Orbital – Samantha Harvey #reading

‘Orbital’, the 2024 Booker Prize-winning novel by Samantha Harvey was the first book that I finished reading this year. I will admit that I am not usually a reader of what might be called ‘literary’ fiction but as this book was fairly short and has a science-based theme (the book recounts the thoughts of a group of astronauts on board the International Space Station (ISS) as it orbits the Earth over the period of one day), my wife thought it would probably interest me and gave it to me as a Christmas present.

I find books like this, that don’t really have a story as such, quite intriguing. It is interesting to ask the question: What it is that makes spending time with one set of fictional characters doing nothing in particular, apart from existing and thinking, interesting? (especially as it is easy to imagine many instances when it certainly wouldn’t be).

As it turned out, I did enjoy the day I spent with Harvey’s collections of imagined astronauts as they repeatedly observed their home planet (the ISS completes 16 orbits of Earth per day) and mused on their connections with the people, places and events down below. The writing challenges the reader to consider their own place in the world and the perspective from which they view both ordinary and extraordinary events. For me, the core themes that emerged from my reading of Orbital were the extent to which so much of human endeavour is bound up in the pursuit of progress, both the grand-scale technological progress shared only by a few such as the astronauts on the ISS, and the small-scale, day-to-day progress, shared by everyone of us, and the fragility of the world that all of this progress has created.

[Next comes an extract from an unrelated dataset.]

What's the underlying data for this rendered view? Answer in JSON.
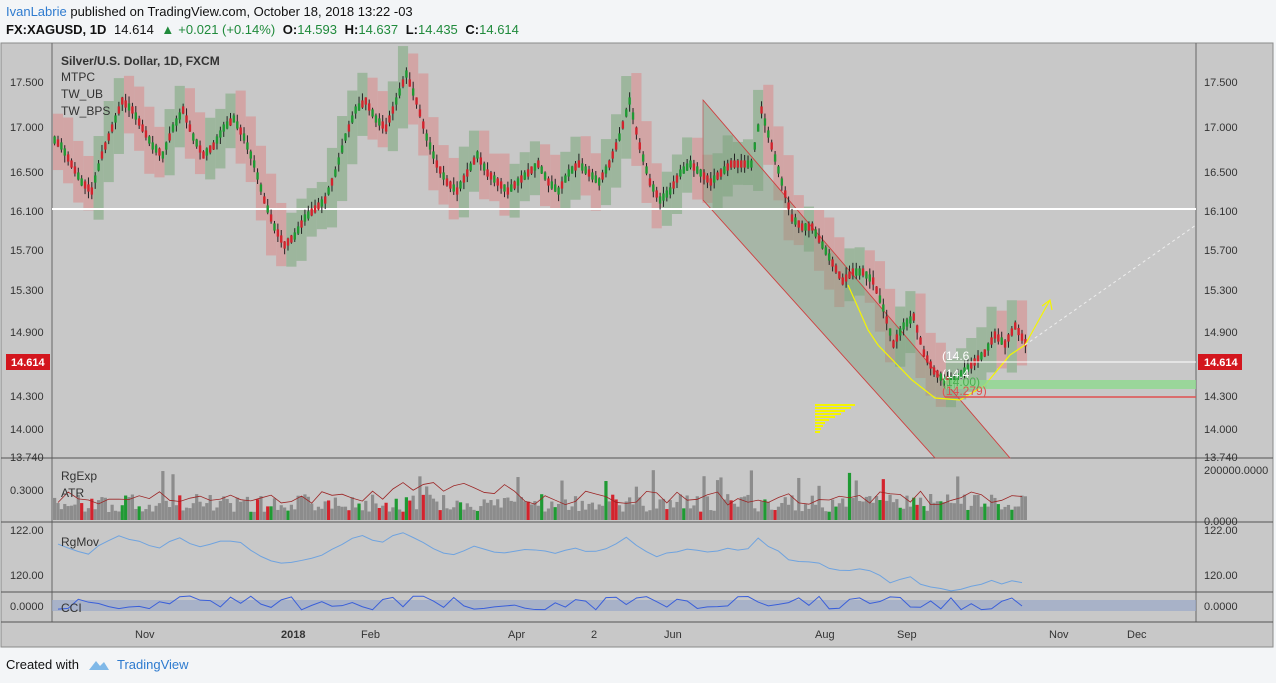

While gazing down onto the planet’s surface, one of the astronauts muses on this theme of progress in connection with his relationship with his daughter and the passage in the text that captures the stream of his thoughts as he does so was one that resonated deeply for me:

But what he meant to say to his daughter – and what he will say when he returns – is that progress is not a thing but a feeling, it’s a feeling of adventure and expansion that starts in the belly and works up to the chest (and so often ends in the head where it tends to go wrong). It’s a feeling he has almost perpetually when here, in both the biggest and smallest of moments – this belly-chest knowing of the deep beauty of things, and of some improbable grace that has shot him up here in the thick of the stars. A beauty he feels while he vacuums the control panels and air vents, as they eat their lunch separately and then dinner together as they pile their waste into a cargo module to be launched towards earth where it’ll burn up in the atmosphere and be gone, as the spectrometer surveys the planet, as the day becomes night which quickly becomes day as the stars appear and disappear, as the continents pass beneath in infinite colour as he catches a glob of toothpaste mid-air on his brush, as he combs his hair and climbs tired at the end of each day into his untethered sleeping bag and hangs neither upside down nor the right way up, because there is no right way up, a fact the brain comes to accept without argument, as he prepares to sleep two hundred and fifty miles above any ground for their falsely imposed night while outside the sun rises and sets fitfully.